[erlang-questions] Wanted additions to the maps module?
Raimo Niskanen
raimo+erlang-questions@REDACTED
Thu May 12 12:12:42 CEST 2016
On Wed, May 11, 2016 at 04:50:43PM +0000, Grzegorz Junka wrote:
>
> On 11/05/2016 15:40, Raimo Niskanen wrote:
> > On Wed, May 11, 2016 at 09:48:41AM +0000, Grzegorz Junka wrote:
> >> On 11/05/2016 08:55, Raimo Niskanen wrote:
> >>> On Tue, May 10, 2016 at 02:30:19PM +0000, Grzegorz Junka wrote:
> >>>> In my test I am adding the memory consumed by the process and in ETS:
> >>>> process_size(E) + ets:info(Tid, memory) * erlang:system_info(wordsize).
> >>>> It's hard but one need to start somewhere. It's not enough to say, it's
> >>>> hard, don't do it.
> >>> I did not say "don't do it". I said it is not a fair comparision,
> >>> with the underlying assumption that you only compared heap usage.
> >>>
> >>> But since you apparently have tried to compensate for that unfairness
> >>> you just might have a fairly fair comparision.
> >>>
> >>> As Björn-Egil pointed out, though, process_info(self(), memory) might not
> >>> be a good metric without a garbage_collect() preceeding it, depending on
> >>> the application you benchmark for.
> >>>
> >>> You do not know for certain that the final process size is the maximum
> >>> during the test, depending on when garbage collections are triggered. Have
> >>> a look at erlang:system_monitor(Pid, [{large_heap,Size}]). It might be
> >>> relevant in this benchmark.
> >> I am not that interested in the size of the process containing the data
> >> structure after it has been garbage collected. I want to know how much
> >> garbage the data structure is generating because this directly affects
> >> the size of the VM when many of such processes are running in parallel.

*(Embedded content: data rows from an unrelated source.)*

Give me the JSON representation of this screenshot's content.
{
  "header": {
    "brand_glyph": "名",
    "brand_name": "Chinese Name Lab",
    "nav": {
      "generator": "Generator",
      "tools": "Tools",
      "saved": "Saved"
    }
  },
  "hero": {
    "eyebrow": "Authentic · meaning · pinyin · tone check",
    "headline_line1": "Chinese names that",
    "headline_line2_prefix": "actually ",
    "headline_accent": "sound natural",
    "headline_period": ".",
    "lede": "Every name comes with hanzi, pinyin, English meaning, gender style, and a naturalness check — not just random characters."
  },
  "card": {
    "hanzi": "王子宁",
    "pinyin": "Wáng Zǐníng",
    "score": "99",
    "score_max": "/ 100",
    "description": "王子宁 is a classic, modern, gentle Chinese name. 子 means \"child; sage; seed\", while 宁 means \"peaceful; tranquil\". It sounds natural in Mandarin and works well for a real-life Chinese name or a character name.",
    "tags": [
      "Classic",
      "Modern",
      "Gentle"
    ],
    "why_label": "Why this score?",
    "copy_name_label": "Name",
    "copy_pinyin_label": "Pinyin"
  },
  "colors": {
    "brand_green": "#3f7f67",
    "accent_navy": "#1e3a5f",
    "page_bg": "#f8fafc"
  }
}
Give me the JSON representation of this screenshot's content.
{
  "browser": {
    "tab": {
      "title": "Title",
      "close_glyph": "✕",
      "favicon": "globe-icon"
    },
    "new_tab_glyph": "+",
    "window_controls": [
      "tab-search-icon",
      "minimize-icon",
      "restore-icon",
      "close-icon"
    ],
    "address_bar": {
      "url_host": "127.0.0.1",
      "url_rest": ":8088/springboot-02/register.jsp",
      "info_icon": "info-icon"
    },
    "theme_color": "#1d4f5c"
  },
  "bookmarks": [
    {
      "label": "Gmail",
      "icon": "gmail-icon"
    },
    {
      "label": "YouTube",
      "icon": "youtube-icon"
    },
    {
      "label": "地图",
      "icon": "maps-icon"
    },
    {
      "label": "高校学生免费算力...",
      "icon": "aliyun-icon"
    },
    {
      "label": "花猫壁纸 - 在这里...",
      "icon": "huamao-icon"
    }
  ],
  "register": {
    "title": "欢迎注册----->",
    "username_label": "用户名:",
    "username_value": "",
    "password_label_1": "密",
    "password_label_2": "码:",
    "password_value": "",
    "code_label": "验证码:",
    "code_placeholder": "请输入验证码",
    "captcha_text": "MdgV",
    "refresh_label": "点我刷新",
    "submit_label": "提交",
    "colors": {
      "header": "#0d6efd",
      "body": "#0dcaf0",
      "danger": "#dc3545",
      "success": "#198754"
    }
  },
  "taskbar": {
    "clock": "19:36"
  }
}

> >> I don't know of a fairer way of measuring that than by getting the size
> >> of the process straight after adding and reading the specified amount of
> >> keys.
> > Then I say that a fairer way to know how much garbage a process creates is
> > to use erlang:trace(WorkerProcess, true,
> > [garbage_collection,{tracer,TracerProcess}]).
> >
> > The messages from that feature can tell you how much garbage is being
> > reclaimed.
>
> I probably don't explain myself clearly. I am not interested in how much
> garbage is reclaimed either. I am interested in the effect of using one
> data structure or the other on the size of the VM. In other words, how
> much in average will my VM grow when I create a process that stores
> 30,000 key value pairs. This is so that I can estimate which data
> structure will let me store the biggest amount of key-value pairs given
> a specific amount of physical memory and a reasonable performance of
> looking up existing and storing new pairs. Imagine a huge data store all
> kept in memory, similar to mnesia ram disk table.
I got that!
I try to explain that the size of the process after the test is not a valid
measurement point! Since heaps can shrink the process may have been larger
during the test.
>
>
> >> Please note that there is no deleting of key-value pairs, only adding
> >> and reading. So any garbage generated is caused by changes to the
> >> internal representation of the table holding the growing amount of
> >> elements. The allocator can't reuse memory chunks released by elements
> >> deleted previously. This may not be applicable to all real-life
> > It can on the contrary reuse such memory chunks.
> >
> > Tuple example:
> > * We start with a tuple of 1000 elements, and a list of 30000 elements to
> > insert in the tuple. Each element uses 3 words plus 2 in the list cons
> > cell that is 5 * 30000 words plus the containing tuple of 1001 words
> > that is 151001 words. The nearest above in the Fibonacci series that
> > the heap algorithm uses is 189886 words.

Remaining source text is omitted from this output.